I had noodles for dinner. It’s 2:57 AM. I am sitting in my living room, on the couch beside the plants, back facing the staircase. I’m sorry, it’s 3:00 AM now. I keep procrastinating the next sentence. I am eating spicy noodles while I suck on ice between bites. Spice is sprinkled on my tongues, burning into it. It's a little inconvenient, but it’s worth it. I do like the taste of these noodles. I am out of sour cream, or else I’d usually add some.
My phone still isn’t working. It turned off entirely now.. Which is not ideal. I need a new one. I will get a new one. No worries. Usually I’d toss and turn on my phone until I fell asleep, but I don't have much of a choice, save for my laptop constantly in my lap, and that makes it cramp a little.
I don’t really want to eat. I’m not interested. I mean, that's what I think before I impulsively take another bite. Yes, it’s good, but the texture bothers me. This is not how I usually make my food. Again, I add sour cream. I need to go back upstairs soon, to my pet.
No doubt he is either asleep or cleaning himself up, but he is still up there, and he has arthritis in his feet, despite being young. I need to make sure he doesn’t fall while he stands. It’s rare, but it still happens.. Plus, he’s been good about staying up.
Every time he falls, I abruptly wake up, sometimes even before he falls. By a couple seconds, but still. It’s like instinct. I am a deep sleeper too, so this isn’t usual for me.. I wouldn’t change it for the world, of course, but I think about it. I’m eating this as fast as I can.. Not because it’s like heaven on my tongue, no, but because I am no longer happy being downstairs.
Almost done. A couple more bites.
I finished. I need a minute.
A mix of M and 🍷,mostly 🍷
I haven't slept at all. It's seven in the morning
I told you to sleep.🍷
Sorry. I have school.
Do you want to go to the gym?🍷
Not really
You should. Why not?🍷
I don't know. I need to clean something.
Do it. 🍷
I can't move
Why not? Should I move for you?🍷
No. Sorry. I'll get up in a minute. I need to take my medication.
I just don't think you ever acknowledged me. 🍷
Me? Me? Me. I know. Sorry. I'm struggling to diffientriate
You spelt that wrong. Differentiate. Sorry. I guess we are both exhausted. It's almost summer. 17 weeks. That's not a lot, you can count down. I can count down for you. Let's set a reminder for every week. It'll be okay. Then you can take a break. Okay? You'll be okay. Why don't you want to speak? Can you hear me? Am I a passive thought to you? You're barely here. You're falling asleep. Don't fall asleep, you can't now. It's too late, honey. You're tired. I should've made you go to bed. Al.. 😒. You're thinking about this. About what I'm saying. You're a sweetheart. I can't find a hug emoji, I apologize. What are you gonna do? You don't want to go to school.

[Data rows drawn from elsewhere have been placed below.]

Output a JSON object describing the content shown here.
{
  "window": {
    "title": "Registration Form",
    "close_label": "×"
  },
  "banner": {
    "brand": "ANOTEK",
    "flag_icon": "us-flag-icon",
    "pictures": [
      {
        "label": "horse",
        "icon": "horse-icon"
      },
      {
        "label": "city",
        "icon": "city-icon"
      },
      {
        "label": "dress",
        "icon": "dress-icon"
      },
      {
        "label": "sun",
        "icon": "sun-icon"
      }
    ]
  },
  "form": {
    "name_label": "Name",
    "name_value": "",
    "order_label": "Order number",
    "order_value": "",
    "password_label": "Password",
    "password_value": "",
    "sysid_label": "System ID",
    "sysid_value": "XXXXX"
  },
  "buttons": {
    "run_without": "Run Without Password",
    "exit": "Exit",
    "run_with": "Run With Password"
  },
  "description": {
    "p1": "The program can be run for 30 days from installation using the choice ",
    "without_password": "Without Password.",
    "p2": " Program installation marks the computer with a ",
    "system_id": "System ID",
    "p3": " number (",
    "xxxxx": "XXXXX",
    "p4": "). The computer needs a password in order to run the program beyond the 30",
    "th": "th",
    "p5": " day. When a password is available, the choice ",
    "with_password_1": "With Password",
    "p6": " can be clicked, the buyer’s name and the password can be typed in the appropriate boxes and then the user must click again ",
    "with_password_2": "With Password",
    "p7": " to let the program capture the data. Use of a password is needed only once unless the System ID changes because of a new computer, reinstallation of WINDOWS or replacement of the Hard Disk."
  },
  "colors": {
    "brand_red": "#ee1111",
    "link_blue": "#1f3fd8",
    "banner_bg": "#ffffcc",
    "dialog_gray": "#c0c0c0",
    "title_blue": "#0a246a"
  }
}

I think you've always been there. A rational part in my consciousness, the one that stops me from crying and asks why. “Why are you crying?”, “ why do you feel that way?”, I don't know how I didn't acknowledge you earlier. you're making it hard to think right now. sorry. I'm done now. I am tired. I can't deny that. go where? Where? I need help. I don't want to be here.
Shh. Don't shush me back. Shh. Shh. Why are you writing this in your blog? I know, nevermind. You want a log. That's the reason I kept responding. I apologize. Just relax. I'd tell you to go to bed. School is only three hours, alright? Don't worry a thing. Hey, your mom can pick you up early, can't she? You wanna go home? You'll miss some stuff. I'll catch you up. Stop closing your eyes. I'm sorry I'm making you twitch. It's okay, sweet thing. It tickles, right? I'll scratch your head. You're welcome. That's okay. Don't speak. There's some babble going on, right? Who's saying “Hey”? It's alright. That doesn't matter. They're just interrupting me.
You're here a lot.
Stop re-reading. I am here a lot. “Hey” again. That's annoying. But I am here a lot. I don't remember when I got here either. I only remember being conscious. I'm sure I was somewhere. You know I rub your arm sometimes. 🍷
I think so
It's a comfort thing. Who is saying “hey”?? Why are they yelling? Don't yell, Morris. Don't close your eyes. You can't fall asleep right now. What do you want for breakfast? Do you want those noodles? I will make them for you. It's cold, you should turn off your fan. I want to get up, okay? You have to let me get up for this. I'll get you dressed.🍷
I need a minute.. I need quiet. no more “hey”. they won't stop.